What do Greg Kucera and my sister’s bathroom have in common?
Way back in 2010 I had the pleasure of visiting the Wing Luke Museum in Seattle to see Roger Shimomura’s exhibit “Yellow Terror.” It was a show devoted to the painter Roger Shimomura’s collections of vintage WWII paraphernalia depicting the Japanese as the evil enemy (hence “Yellow Terror, which is what the Japanese were called by Americans at the time), “little yellow devils,” in postcards, posters, even salt and pepper shakers. His vast collections were joined by his own paintings on the same subject.

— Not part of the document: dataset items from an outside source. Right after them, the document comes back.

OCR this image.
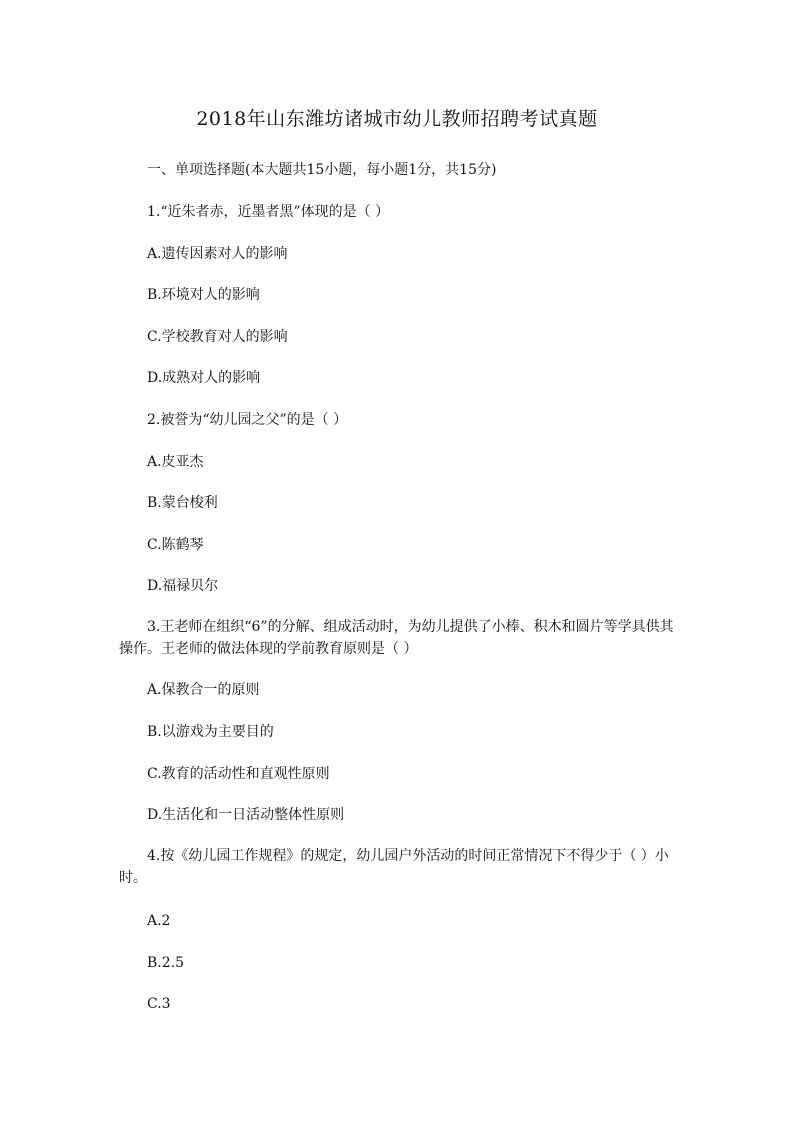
2018年山东潍坊诸城市幼儿教师招聘考试真题
一、单项选择题(本大题共15小题，每小题1分，共15分)
1.“近朱者赤，近墨者黑”体现的是（ ）
A.遗传因素对人的影响
B.环境对人的影响
C.学校教育对人的影响
D.成熟对人的影响
2.被誉为“幼儿园之父”的是（ ）
A.皮亚杰
B.蒙台梭利
C.陈鹤琴
D.福禄贝尔
3.王老师在组织“6”的分解、组成活动时，为幼儿提供了小棒、积木和圆片等学具供其操作。王老师的做法体现的学前教育原则是（ ）
A.保教合一的原则
B.以游戏为主要目的
C.教育的活动性和直观性原则
D.生活化和一日活动整体性原则
4.按《幼儿园工作规程》的规定，幼儿园户外活动的时间正常情况下不得少于（ ）小时。
A.2
B.2.5
C.3
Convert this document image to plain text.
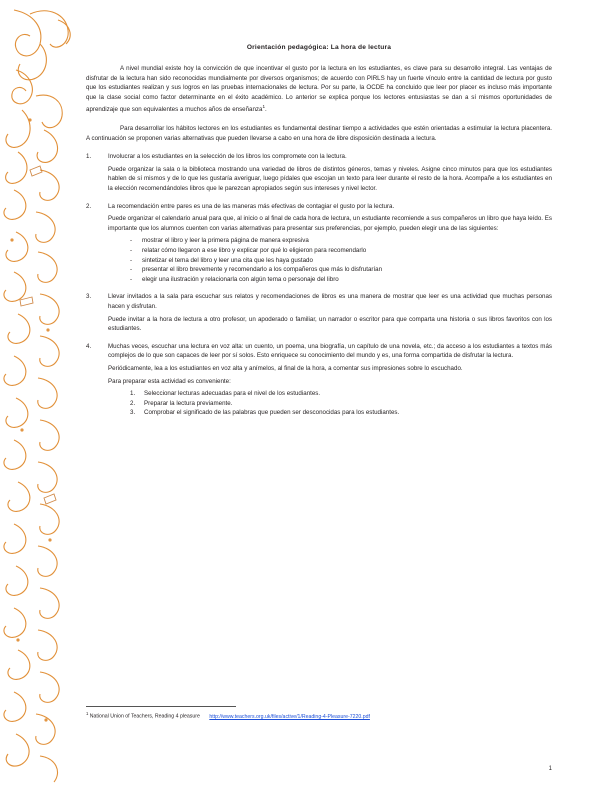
Orientación pedagógica: La hora de lectura

A nivel mundial existe hoy la convicción de que incentivar el gusto por la lectura en los estudiantes, es clave para su desarrollo integral. Las ventajas de disfrutar de la lectura han sido reconocidas mundialmente por diversos organismos; de acuerdo con PIRLS hay un fuerte vínculo entre la cantidad de lectura por gusto que los estudiantes realizan y sus logros en las pruebas internacionales de lectura. Por su parte, la OCDE ha concluido que leer por placer es incluso más importante que la clase social como factor determinante en el éxito académico. Lo anterior se explica porque los lectores entusiastas se dan a sí mismos oportunidades de aprendizaje que son equivalentes a muchos años de enseñanza$^1$.

Para desarrollar los hábitos lectores en los estudiantes es fundamental destinar tiempo a actividades que estén orientadas a estimular la lectura placentera. A continuación se proponen varias alternativas que pueden llevarse a cabo en una hora de libre disposición destinada a lectura.

1.	Involucrar a los estudiantes en la selección de los libros los compromete con la lectura.

Puede organizar la sala o la biblioteca mostrando una variedad de libros de distintos géneros, temas y niveles. Asigne cinco minutos para que los estudiantes hablen de sí mismos y de lo que les gustaría averiguar, luego pídales que escojan un texto para leer durante el resto de la hora. Acompañe a los estudiantes en la elección recomendándoles libros que le parezcan apropiados según sus intereses y nivel lector.

2.	La recomendación entre pares es una de las maneras más efectivas de contagiar el gusto por la lectura.

Puede organizar el calendario anual para que, al inicio o al final de cada hora de lectura, un estudiante recomiende a sus compañeros un libro que haya leído. Es importante que los alumnos cuenten con varias alternativas para presentar sus preferencias, por ejemplo, pueden elegir una de las siguientes:

- mostrar el libro y leer la primera página de manera expresiva
- relatar cómo llegaron a ese libro y explicar por qué lo eligieron para recomendarlo
- sintetizar el tema del libro y leer una cita que les haya gustado
- presentar el libro brevemente y recomendarlo a los compañeros que más lo disfrutarían
- elegir una ilustración y relacionarla con algún tema o personaje del libro
3.	Llevar invitados a la sala para escuchar sus relatos y recomendaciones de libros es una manera de mostrar que leer es una actividad que muchas personas hacen y disfrutan.

Puede invitar a la hora de lectura a otro profesor, un apoderado o familiar, un narrador o escritor para que comparta una historia o sus libros favoritos con los estudiantes.

4.	Muchas veces, escuchar una lectura en voz alta: un cuento, un poema, una biografía, un capítulo de una novela, etc.; da acceso a los estudiantes a textos más complejos de lo que son capaces de leer por sí solos. Esto enriquece su conocimiento del mundo y es, una forma compartida de disfrutar la lectura.

Periódicamente, lea a los estudiantes en voz alta y anímelos, al final de la hora, a comentar sus impresiones sobre lo escuchado.

Para preparar esta actividad es conveniente:

1. Seleccionar lecturas adecuadas para el nivel de los estudiantes.
2. Preparar la lectura previamente.
3. Comprobar el significado de las palabras que pueden ser desconocidas para los estudiantes.
$^1$ National Union of Teachers, Reading 4 pleasure http://www.teachers.org.uk/files/active/1/Reading-4-Pleasure-7220.pdf
1
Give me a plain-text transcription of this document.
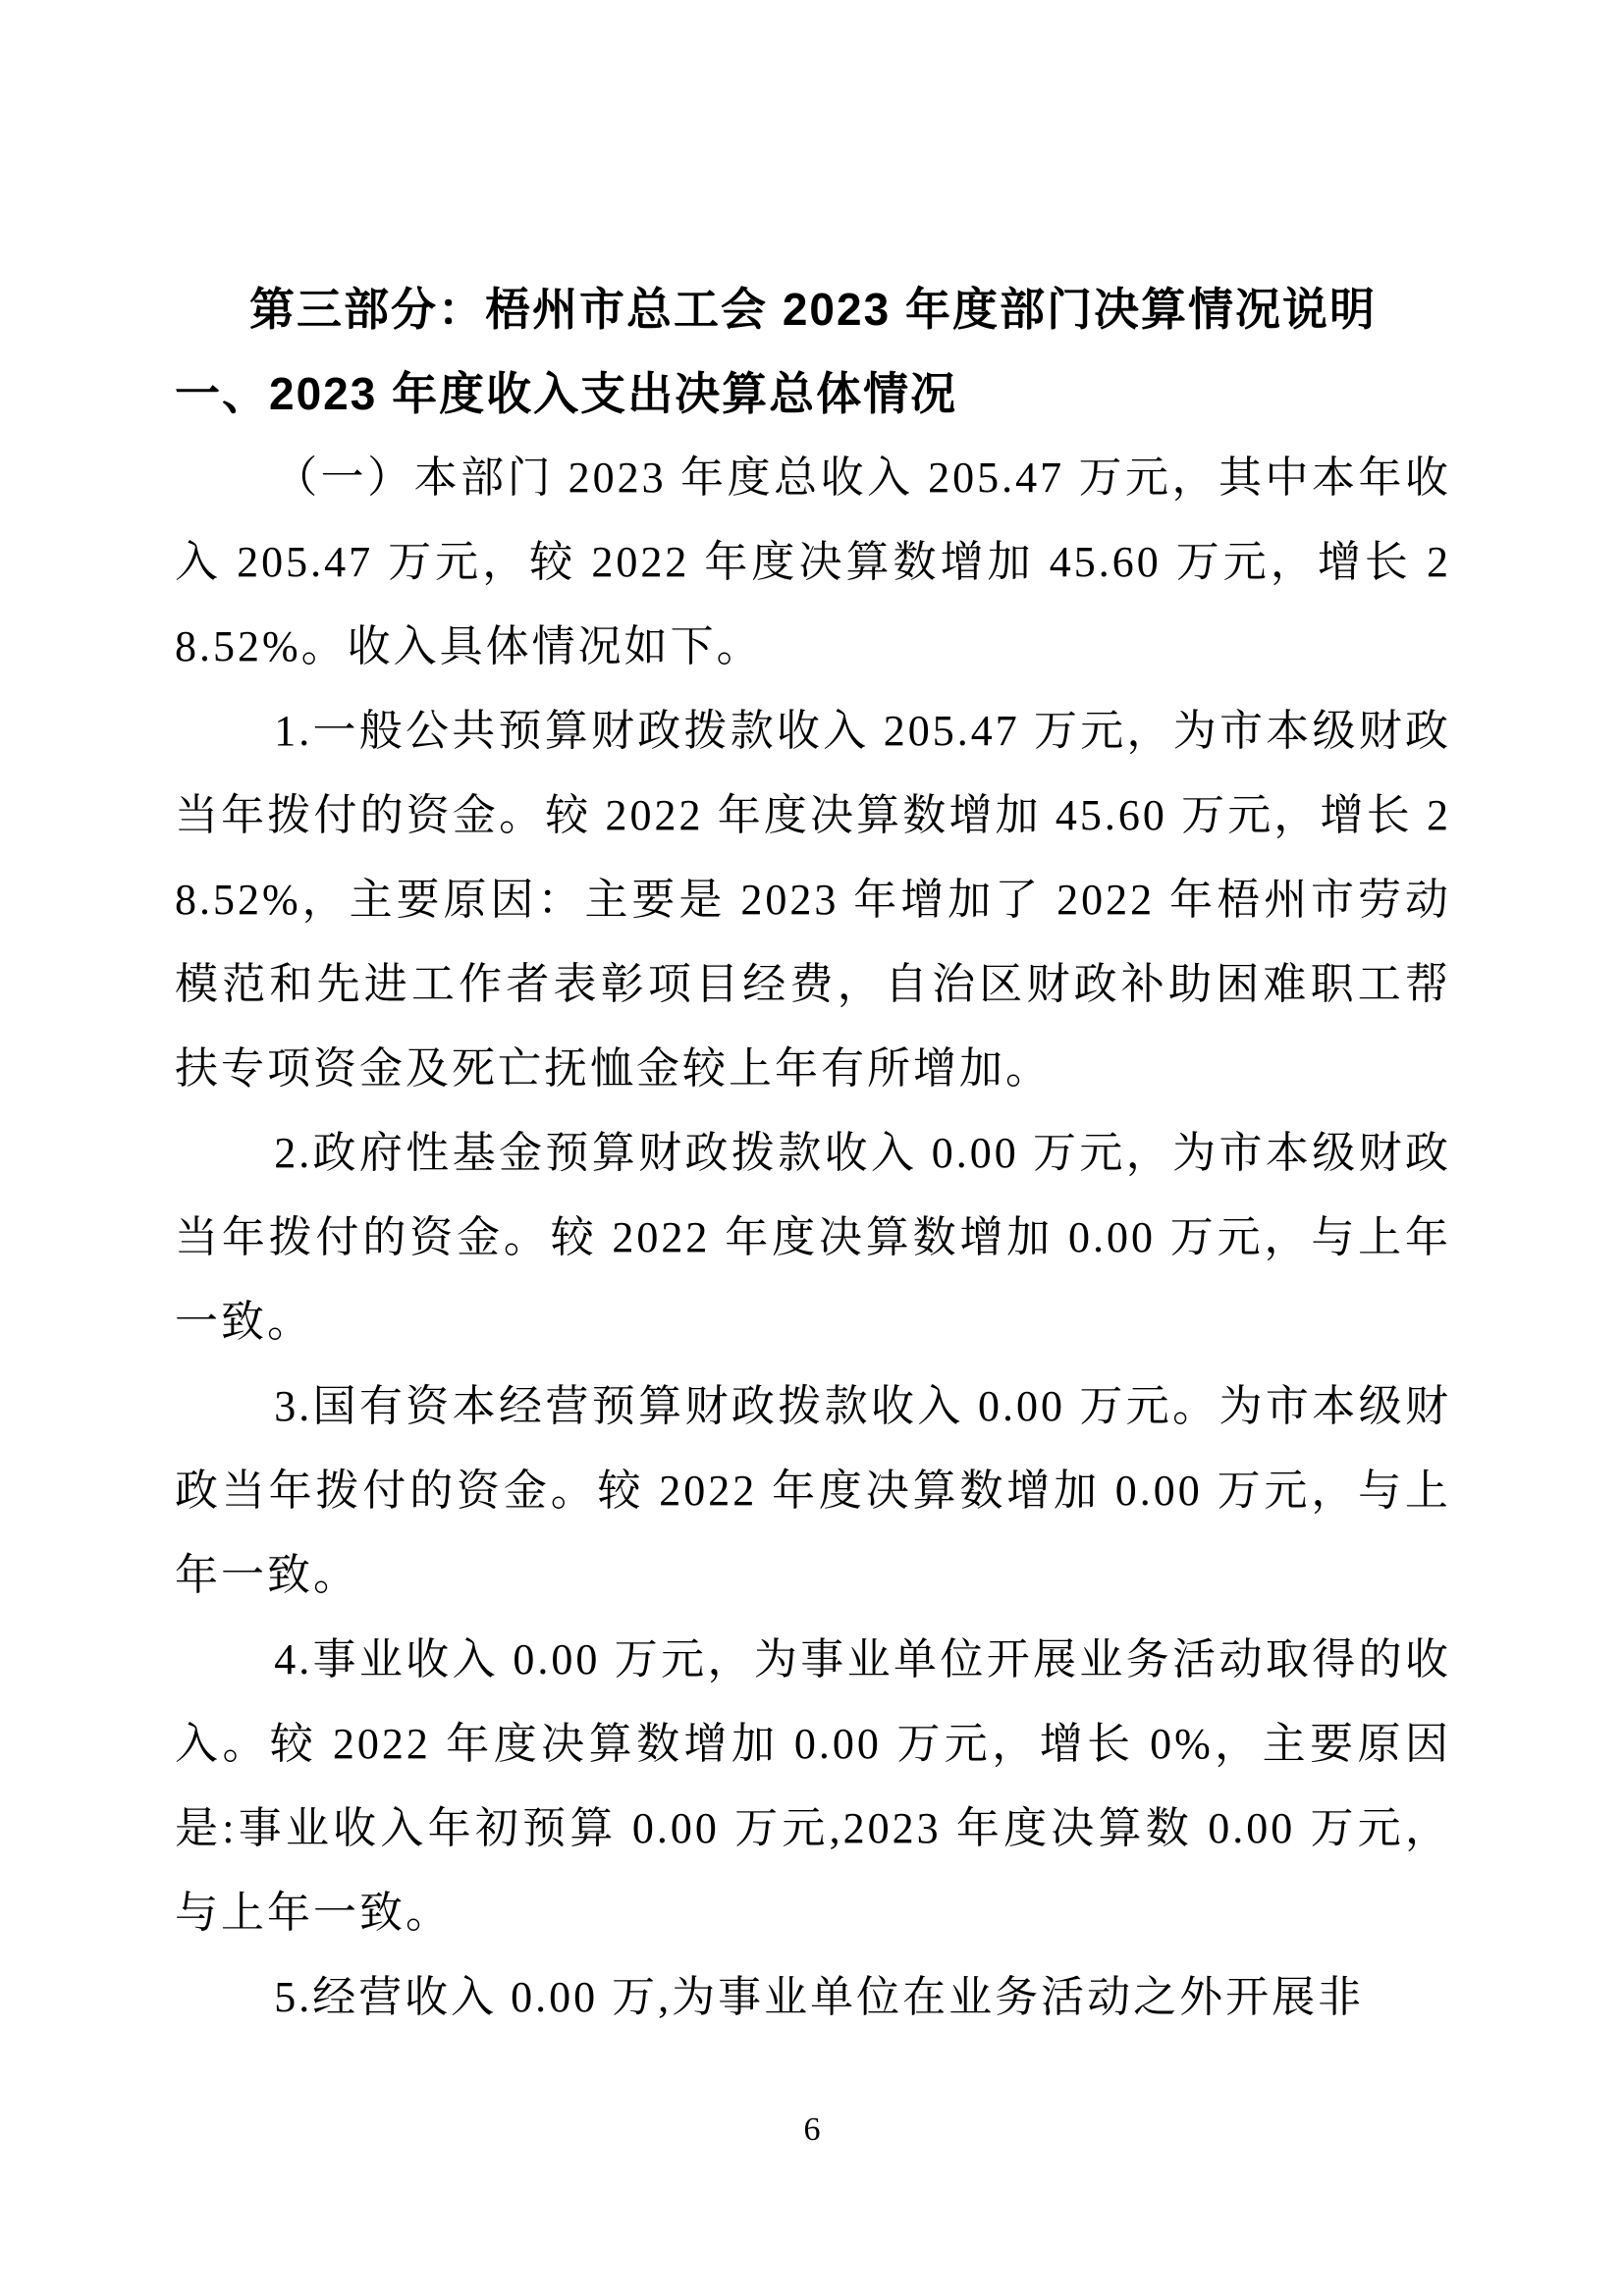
第三部分：梧州市总工会 2023 年度部门决算情况说明
一、2023 年度收入支出决算总体情况

（一）本部门 2023 年度总收入 205.47 万元，其中本年收入 205.47 万元，较 2022 年度决算数增加 45.60 万元，增长 28.52%。收入具体情况如下。

1.一般公共预算财政拨款收入 205.47 万元，为市本级财政当年拨付的资金。较 2022 年度决算数增加 45.60 万元，增长 28.52%，主要原因：主要是 2023 年增加了 2022 年梧州市劳动模范和先进工作者表彰项目经费，自治区财政补助困难职工帮扶专项资金及死亡抚恤金较上年有所增加。

2.政府性基金预算财政拨款收入 0.00 万元，为市本级财政当年拨付的资金。较 2022 年度决算数增加 0.00 万元，与上年一致。

3.国有资本经营预算财政拨款收入 0.00 万元。为市本级财政当年拨付的资金。较 2022 年度决算数增加 0.00 万元，与上年一致。

4.事业收入 0.00 万元，为事业单位开展业务活动取得的收入。较 2022 年度决算数增加 0.00 万元，增长 0%，主要原因是:事业收入年初预算 0.00 万元,2023 年度决算数 0.00 万元，与上年一致。

5.经营收入 0.00 万,为事业单位在业务活动之外开展非

6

Greg Kucera (http://gregkucera.com/shimomura.htm) is now hosting a new exhibit of Roger Shimomura’s called “An American Knockoff: Paintings.” Even though I have never seen this new work, I recommend you check it out.
It’s important to note that Roger Shimomura is an American. Japanese-American, or American-Japanese, whichever it is. His grandmother was in one of the internment camps (and her journals from that time inform another of his painting series, but more about that in a second). His work combines the beauty of Japanese woodcuts with cartoon-like images from American culture. He straddles his conflicting identities with aplomb, yet opens wide a lens through which we can see, clearly, how those identities can co-exist, with beauty.
Oh yeah, my sister’s bathroom? She has a painting (which she designed the entire room around) of Mr. Shimomura’s, from his series inspired by his grandmother’s internment journals.